More precisely, suppose there exists a vertex \(u\) that has at least \(R(a-1,b)\) blue neighbors. In this case, if you consider the neighbors of this vertex, two scenarios arise:

• It contains a blue \(K_{a-1}\), in which case we can obtain a blue \(K_a\) by adding vertex \(u\) to it.

• It contains a red \(K_b\).

So, if there is a vertex with at least \(R(a-1,b)\) blue neighbors, the problem is solved. Similarly, if there is a vertex with at least \(R(a, b-1)\) red neighbors, the problem is also solved.

Therefore, we conclude that \(R(a,b) \leq R(a-1,b) + R(a,b-1)\) because if our graph has at least \(R(a-1,b) + R(a,b-1)\) vertices, any arbitrary vertex you consider will either have enough blue neighbors or enough red neighbors.

The inequality above reminds us of Pascal's identity. ( \(\binom{n}{k} = \binom{n-1}{k} + \binom{n-1}{k-1}\) )

It can also be proven by induction that \(R(a, b) \leq \binom{a+b}{a}\)

Generalization to k dimensions¶

Imagine we have a set of \(n\) elements, and every \(k\)-subset of it is colored with either blue or red. Now, we call a subset like \(A\) a \(k\)-dimensional clique if all \(k\)-subsets of \(A\) are monochromatic (of the same color). (If this color is blue, we call it a blue clique, and if it's red, we call it a red clique).

Now we define \(R_k(a,b)\) as the minimum \(n\) such that any 2-coloring (blue and red) of its \(k\)-subsets contains either a blue \(a\)-clique or a red \(b\)-clique.

The proof idea is similar to the above. Assume \(n = R_k(a,b)\). Consider a specific element \(u\) from the \(n\)-element set \(A\). Let \(B = A - \{u\}\). We color each \((k-1)\)-subset of \(B\), say \(S\), with the color of the \(k\)-subset \(S \cup \{u\}\). If the number of elements in \(B\) is at least \(R_{k-1}( R_k(a-1,b), R_k(a,b-1) )\), then one of the following two events occurs:

• \(B\) contains a blue \((k-1)\)-dimensional clique, say \(S\), of size at least \(R_k(a-1,b)\). In this case, either \(S\) contains a red \(k\)-dimensional clique of size \(b\) (in which case the problem is solved). Or \(S\) contains a blue \(k\)-dimensional clique of size \(a-1\). In this case, we can add \(u\) to this set, and we have a \(k\)-dimensional blue clique of size \(a\).

• \(B\) contains a red \((k-1)\)-dimensional clique, say \(S\), of size at least \(R_k(a,b-1)\). In this case, either \(S\) contains a blue \(k\)-dimensional clique of size \(a\) (in which case the problem is solved). Or \(S\) contains a red \(k\)-dimensional clique of size \(b-1\).

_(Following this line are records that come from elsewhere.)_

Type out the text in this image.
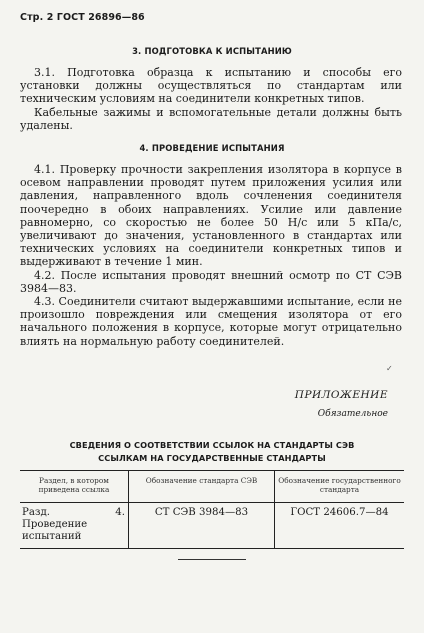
Стр. 2 ГОСТ 26896—86
3. ПОДГОТОВКА К ИСПЫТАНИЮ

3.1. Подготовка образца к испытанию и способы его установки должны осуществляться по стандартам или техническим условиям на соединители конкретных типов.

Кабельные зажимы и вспомогательные детали должны быть удалены.

4. ПРОВЕДЕНИЕ ИСПЫТАНИЯ

4.1. Проверку прочности закрепления изолятора в корпусе в осевом направлении проводят путем приложения усилия или давления, направленного вдоль сочленения соединителя поочередно в обоих направлениях. Усилие или давление равномерно, со скоростью не более 50 Н/с или 5 кПа/с, увеличивают до значения, установленного в стандартах или технических условиях на соединители конкретных типов и выдерживают в течение 1 мин.

4.2. После испытания проводят внешний осмотр по СТ СЭВ 3984—83.

4.3. Соединители считают выдержавшими испытание, если не произошло повреждения или смещения изолятора от его начального положения в корпусе, которые могут отрицательно влиять на нормальную работу соединителей.

✓
ПРИЛОЖЕНИЕ
Обязательное
СВЕДЕНИЯ О СООТВЕТСТВИИ ССЫЛОК НА СТАНДАРТЫ СЭВ
ССЫЛКАМ НА ГОСУДАРСТВЕННЫЕ СТАНДАРТЫ
Раздел, в котором приведена ссылка
Обозначение стандарта СЭВ	Обозначение государственного стандарта
Разд. 4. Проведение испытаний
СТ СЭВ 3984—83	ГОСТ 24606.7—84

In this case, we can add \(u\) to this set, and we have a \(k\)-dimensional red clique of size \(b\).

According to the above, it can be proven that \(R_k(a,b) \leq R_{k-1}(R_k(a-1,b),R_k(a,b-1))\)

Generalization to k dimensions and c colors¶

Similarly, we can state and prove the problem for more than two colors. We leave finding bounds on \(R_k(a_1,a_2,...,a_c)\) to the reader.